Verify that the restored PVC was created

Run:

kubectl get pvc
kubectl describe pvc snapshot-restored-pvc

The restored claim should eventually show status Bound, which means the new volume has been created successfully from the snapshot.

../_images/snapshot_restored_pvc_bound.png

Mount the restored volume in a second pod

Save the following file as snapshot-reader-pod.yaml:

apiVersion: v1
kind: Pod
metadata:
  name: snapshot-reader
spec:
  containers:
  - name: app
    image: busybox
    command: ["sh", "-c", "cat /data/file.txt; sleep 3600"]
    volumeMounts:
    - mountPath: /data
      name: data
  volumes:
  - name: data
    persistentVolumeClaim:
      claimName: snapshot-restored-pvc

Apply the manifest:

kubectl apply -f snapshot-reader-pod.yaml
kubectl wait --for=condition=Ready pod/snapshot-reader --timeout=120s

Verify the restored data

Check the pod log:

kubectl logs snapshot-reader

If the pod starts successfully, you should see:

hello-from-snapshot-source
../_images/verify_the_restored_data.png

This confirms that the snapshot captured the original data and that the restored PVC contains that data.

A volume snapshot captures a point-in-time state

Volume snapshots preserve storage state at a specific point in time, but they are not the same as shared access or live synchronization.

This means:

  • a snapshot captures the volume state only at the moment it is created,

  • later changes to the source volume do not automatically update the snapshot,

  • restoring from a snapshot creates a separate volume.

What to do next

You have now created a volume snapshot and restored a new PersistentVolumeClaim from it.

As a next step, you can compare this approach with:

Clean up the resources created in this article

If you no longer need the test resources created in this article, delete the restored pod, the snapshot, and both PersistentVolumeClaims.

Run:

kubectl delete pod snapshot-reader snapshot-writer --ignore-not-found
kubectl delete volumesnapshot snapshot-copy --ignore-not-found
kubectl delete pvc snapshot-restored-pvc snapshot-source-pvc --ignore-not-found

In the normal workflow, the writer pod was already deleted earlier in the procedure before the snapshot was created.

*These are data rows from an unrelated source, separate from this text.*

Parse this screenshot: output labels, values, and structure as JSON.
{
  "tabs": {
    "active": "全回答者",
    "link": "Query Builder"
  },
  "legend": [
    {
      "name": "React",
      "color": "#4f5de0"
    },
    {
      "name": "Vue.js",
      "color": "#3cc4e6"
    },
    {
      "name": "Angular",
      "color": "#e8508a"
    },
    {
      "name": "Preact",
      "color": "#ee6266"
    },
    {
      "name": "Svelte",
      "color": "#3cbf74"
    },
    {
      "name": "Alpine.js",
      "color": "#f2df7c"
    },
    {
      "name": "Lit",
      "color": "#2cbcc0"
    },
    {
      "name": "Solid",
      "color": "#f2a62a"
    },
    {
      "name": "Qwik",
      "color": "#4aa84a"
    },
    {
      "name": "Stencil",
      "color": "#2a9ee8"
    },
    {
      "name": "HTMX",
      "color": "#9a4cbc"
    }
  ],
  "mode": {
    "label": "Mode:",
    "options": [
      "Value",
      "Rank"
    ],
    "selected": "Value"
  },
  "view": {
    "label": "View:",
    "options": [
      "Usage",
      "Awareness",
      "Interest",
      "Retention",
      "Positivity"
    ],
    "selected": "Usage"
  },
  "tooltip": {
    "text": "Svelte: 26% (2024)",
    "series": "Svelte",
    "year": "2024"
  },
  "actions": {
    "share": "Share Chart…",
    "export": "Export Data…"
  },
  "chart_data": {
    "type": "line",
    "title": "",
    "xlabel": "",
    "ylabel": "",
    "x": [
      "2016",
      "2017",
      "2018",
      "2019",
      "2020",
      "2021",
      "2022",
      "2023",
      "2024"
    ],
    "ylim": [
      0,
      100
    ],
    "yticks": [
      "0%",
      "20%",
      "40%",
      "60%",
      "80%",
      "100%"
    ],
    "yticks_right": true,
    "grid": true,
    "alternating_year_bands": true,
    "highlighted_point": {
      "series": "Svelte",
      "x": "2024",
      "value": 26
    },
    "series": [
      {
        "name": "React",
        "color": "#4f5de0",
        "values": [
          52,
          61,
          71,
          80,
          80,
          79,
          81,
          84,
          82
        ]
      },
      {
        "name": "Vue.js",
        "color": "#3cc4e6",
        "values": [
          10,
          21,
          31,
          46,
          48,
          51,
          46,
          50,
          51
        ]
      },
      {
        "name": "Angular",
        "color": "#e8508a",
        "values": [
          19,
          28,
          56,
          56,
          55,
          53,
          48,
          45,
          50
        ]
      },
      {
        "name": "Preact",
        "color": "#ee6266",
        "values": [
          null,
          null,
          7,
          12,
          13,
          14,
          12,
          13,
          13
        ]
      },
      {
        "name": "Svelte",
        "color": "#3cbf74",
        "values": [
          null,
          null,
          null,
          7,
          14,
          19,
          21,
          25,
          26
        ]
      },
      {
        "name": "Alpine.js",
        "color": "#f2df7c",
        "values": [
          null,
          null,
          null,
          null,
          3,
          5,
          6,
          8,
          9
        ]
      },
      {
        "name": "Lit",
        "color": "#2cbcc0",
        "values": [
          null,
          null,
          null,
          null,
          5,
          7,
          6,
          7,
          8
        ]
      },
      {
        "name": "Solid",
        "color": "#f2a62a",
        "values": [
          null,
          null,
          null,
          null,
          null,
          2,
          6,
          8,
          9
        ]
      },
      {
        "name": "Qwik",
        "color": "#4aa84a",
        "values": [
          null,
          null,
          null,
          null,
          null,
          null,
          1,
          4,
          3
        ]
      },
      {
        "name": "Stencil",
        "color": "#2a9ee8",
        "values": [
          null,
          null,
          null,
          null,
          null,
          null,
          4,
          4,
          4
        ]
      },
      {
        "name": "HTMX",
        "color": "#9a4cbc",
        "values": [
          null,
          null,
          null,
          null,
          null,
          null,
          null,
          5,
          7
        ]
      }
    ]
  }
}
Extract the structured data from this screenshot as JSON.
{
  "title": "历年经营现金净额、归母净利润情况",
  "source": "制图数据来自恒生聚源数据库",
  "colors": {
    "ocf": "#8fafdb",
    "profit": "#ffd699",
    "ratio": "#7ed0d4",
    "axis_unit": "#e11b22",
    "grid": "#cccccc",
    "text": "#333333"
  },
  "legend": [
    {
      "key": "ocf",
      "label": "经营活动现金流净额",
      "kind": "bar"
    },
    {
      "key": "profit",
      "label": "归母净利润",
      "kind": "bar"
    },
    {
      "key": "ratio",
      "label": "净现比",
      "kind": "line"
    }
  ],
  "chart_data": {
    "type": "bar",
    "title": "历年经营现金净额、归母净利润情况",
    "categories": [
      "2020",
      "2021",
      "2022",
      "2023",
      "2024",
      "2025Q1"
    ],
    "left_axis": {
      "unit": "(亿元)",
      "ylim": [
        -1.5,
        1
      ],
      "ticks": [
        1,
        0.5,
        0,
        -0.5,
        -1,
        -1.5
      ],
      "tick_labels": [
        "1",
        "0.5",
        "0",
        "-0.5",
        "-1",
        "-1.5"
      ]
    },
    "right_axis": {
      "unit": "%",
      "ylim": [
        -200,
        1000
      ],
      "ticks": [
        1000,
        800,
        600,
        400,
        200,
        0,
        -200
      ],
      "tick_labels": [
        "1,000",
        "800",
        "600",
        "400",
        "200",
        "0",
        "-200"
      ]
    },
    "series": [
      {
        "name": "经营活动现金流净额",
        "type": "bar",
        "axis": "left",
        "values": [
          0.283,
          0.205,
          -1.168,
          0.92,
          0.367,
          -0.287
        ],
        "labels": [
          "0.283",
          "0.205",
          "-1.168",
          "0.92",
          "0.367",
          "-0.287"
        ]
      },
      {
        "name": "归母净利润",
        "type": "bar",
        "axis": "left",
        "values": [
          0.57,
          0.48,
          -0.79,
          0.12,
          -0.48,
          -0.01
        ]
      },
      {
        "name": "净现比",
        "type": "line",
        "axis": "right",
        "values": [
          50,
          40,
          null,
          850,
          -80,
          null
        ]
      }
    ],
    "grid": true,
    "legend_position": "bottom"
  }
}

The command above includes it as well so that the cleanup works even if you recreated it manually during testing.

The PersistentVolumes used in this workflow were created dynamically from the PersistentVolumeClaims. Because the associated storage class uses the Delete reclaim policy, deleting the PVCs also triggers removal of the dynamically provisioned volumes created for this test.

To verify the cleanup status, run:

kubectl get pod
kubectl get volumesnapshot
kubectl get pvc
kubectl get pv

The pods snapshot-reader and snapshot-writer, the snapshot snapshot-copy, and the claims snapshot-source-pvc and snapshot-restored-pvc should disappear immediately.

The corresponding dynamically created PersistentVolumes may remain temporarily in the Released state while backend cleanup is still in progress. After the cleanup finishes, they should also disappear from the output.